[tdwg-guid] Embedding LSID links within Publications

Sat Dec 1 00:46:19 CET 2007

> Personally I think we need to look way beyond the lifetime of 
> LSIDs and HTTP. One reason digital library types like DOIs 
> and Handles is that they serve as GUIDs independently of any 
> protocol. 

Sort of, but only in the sense that they are no different from UUIDs.  The
difference is that they are "self-resolving", but that aspect of them goes
beyond their independent "GUID"ness. You could say the same thing about
LSIDs (except that LSIDs give the impression of a domain name in the
"authority" part, whereas DOIs don't give this impression).

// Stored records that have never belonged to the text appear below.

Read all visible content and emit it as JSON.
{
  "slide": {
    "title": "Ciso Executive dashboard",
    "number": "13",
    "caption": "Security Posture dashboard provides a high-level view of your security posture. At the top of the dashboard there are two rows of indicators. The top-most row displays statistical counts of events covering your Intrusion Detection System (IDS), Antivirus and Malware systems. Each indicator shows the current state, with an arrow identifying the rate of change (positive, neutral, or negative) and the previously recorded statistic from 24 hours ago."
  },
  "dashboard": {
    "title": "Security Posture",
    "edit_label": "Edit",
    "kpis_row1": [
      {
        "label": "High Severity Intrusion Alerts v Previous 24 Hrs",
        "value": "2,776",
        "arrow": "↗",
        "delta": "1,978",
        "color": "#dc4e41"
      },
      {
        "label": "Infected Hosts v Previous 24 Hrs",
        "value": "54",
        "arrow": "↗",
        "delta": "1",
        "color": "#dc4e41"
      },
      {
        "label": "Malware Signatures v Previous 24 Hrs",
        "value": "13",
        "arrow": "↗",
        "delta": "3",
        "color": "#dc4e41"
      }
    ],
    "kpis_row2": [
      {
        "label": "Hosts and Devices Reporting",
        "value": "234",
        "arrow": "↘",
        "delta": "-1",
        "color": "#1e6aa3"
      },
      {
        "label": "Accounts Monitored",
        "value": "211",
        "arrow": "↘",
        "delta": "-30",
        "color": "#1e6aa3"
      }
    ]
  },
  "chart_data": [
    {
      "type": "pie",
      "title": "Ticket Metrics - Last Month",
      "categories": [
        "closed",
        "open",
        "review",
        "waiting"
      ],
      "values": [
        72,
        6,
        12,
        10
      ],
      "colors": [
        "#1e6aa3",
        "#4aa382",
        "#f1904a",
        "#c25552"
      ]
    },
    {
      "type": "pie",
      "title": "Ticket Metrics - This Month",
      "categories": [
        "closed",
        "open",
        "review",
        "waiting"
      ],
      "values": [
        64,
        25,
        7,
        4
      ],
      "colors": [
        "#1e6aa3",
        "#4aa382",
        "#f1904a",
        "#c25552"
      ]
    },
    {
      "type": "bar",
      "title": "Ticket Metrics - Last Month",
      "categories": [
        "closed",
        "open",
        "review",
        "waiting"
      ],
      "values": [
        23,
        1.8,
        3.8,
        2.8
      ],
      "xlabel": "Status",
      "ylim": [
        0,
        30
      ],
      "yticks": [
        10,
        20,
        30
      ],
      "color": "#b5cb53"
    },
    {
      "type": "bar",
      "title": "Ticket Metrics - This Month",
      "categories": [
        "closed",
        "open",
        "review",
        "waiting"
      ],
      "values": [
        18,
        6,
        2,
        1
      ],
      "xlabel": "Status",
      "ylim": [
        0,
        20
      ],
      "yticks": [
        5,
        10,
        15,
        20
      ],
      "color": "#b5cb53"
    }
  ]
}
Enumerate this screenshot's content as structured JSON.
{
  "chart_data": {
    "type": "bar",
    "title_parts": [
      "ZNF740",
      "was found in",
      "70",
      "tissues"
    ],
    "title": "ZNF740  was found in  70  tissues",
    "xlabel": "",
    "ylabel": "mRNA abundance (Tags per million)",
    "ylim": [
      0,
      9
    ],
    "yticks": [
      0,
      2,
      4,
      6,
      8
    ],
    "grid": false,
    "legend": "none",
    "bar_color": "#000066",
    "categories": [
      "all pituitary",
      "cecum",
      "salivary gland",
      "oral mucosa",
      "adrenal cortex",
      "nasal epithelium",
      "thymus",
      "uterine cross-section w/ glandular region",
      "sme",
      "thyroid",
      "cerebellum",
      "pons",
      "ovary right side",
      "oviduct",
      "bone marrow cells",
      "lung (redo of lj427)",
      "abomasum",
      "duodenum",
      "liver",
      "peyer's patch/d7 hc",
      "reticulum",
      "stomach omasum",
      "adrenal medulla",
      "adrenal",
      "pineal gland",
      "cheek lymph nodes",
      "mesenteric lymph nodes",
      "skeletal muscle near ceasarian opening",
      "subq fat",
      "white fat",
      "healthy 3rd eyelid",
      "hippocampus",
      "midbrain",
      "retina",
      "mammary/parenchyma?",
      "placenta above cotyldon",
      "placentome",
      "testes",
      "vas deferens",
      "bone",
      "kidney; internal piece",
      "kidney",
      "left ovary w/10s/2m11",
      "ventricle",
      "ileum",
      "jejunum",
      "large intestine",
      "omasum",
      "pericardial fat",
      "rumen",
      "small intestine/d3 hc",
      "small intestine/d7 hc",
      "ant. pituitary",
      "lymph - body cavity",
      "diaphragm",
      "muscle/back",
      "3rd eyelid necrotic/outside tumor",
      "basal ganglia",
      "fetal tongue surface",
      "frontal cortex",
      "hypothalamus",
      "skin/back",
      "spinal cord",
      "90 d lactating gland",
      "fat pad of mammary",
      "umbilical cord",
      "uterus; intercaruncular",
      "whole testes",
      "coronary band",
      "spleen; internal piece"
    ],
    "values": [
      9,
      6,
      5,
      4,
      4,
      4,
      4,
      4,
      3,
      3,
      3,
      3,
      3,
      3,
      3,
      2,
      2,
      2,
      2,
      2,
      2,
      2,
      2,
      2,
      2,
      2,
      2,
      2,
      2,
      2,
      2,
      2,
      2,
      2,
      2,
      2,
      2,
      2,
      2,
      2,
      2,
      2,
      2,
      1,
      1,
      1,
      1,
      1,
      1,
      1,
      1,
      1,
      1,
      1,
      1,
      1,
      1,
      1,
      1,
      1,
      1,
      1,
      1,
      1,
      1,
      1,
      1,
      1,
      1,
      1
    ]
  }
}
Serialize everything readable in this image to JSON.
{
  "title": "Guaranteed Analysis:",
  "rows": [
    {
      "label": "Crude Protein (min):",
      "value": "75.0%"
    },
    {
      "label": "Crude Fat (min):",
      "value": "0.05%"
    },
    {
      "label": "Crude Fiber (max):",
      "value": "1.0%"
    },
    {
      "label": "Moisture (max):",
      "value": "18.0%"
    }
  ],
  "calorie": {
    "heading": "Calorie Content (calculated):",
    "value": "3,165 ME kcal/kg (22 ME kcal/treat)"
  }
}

> They are printed in journal articles as bare 
> identifiers, in the same way as ISSNs or ISBNs. Hence tying 
> the LSID to a HTTP resolver strikes me as the quickest way to 
> build in obsolescence.

I don't see it as "tying" the LSID to an HTTP resolver -- just wrapping a
GUID (LSID) into a resolution mechanism, so that it's clickable (for however
long HTTP protocol exists, and zoobank.org exists, and the resolving
applications exist, and PDF file readers exist, etc.).  When I see a DOI in
a PDF, I can't click on the DOI and get taken directly to the appropriate
online resource -- "10.1029/2005GL024452" just sits there -- every bit as
opaque as a UUID.  It takes "insider knowledge" to know that "10." indicates
a handle (generally) and a DOI (specifically).  No different from knowing
that "urn:lsid:..." indicates an LSID.

To resolve the DOI with a mouse click, you need a proxy server:

http://dx.doi.org/10.1029/2005GL024452

So I'm not sure I get why DOIs are any better than LSIDs (other than that at
this particular moment in history, there is a robust and centralized proxy
service for resolving them, whereas lsid.tdwg.org doesn't quite rize to that
level just yet).

Now, you could argue that LSID proxy servers only work if the LSID
infrastructure works -- but to me that means the LSID is better than DOI,
because it *might* be self-reolving.  You can always revert to using the
LSID string as a plain GUID (no different from a UUID), and instead of
trying to use DNS to resolve the LSID based on the authority namespace, you
just resolve it directly through some centralized index (as I presume how
DOI resolution works).

> I suspect that a betting person would put money on the paper 
> version of your article outlasting any digital representation 
> you create...

Yup -- exactly.  And that's why the ICZN is still (legitimately) a bit
reluctant to embrace digital-only nomenclatural acts.  These things need to
be accessible 250 years from now (if history is any model). But this issue
applies to DOIs the same way it applies to LSIDs or UUIDs or whatever.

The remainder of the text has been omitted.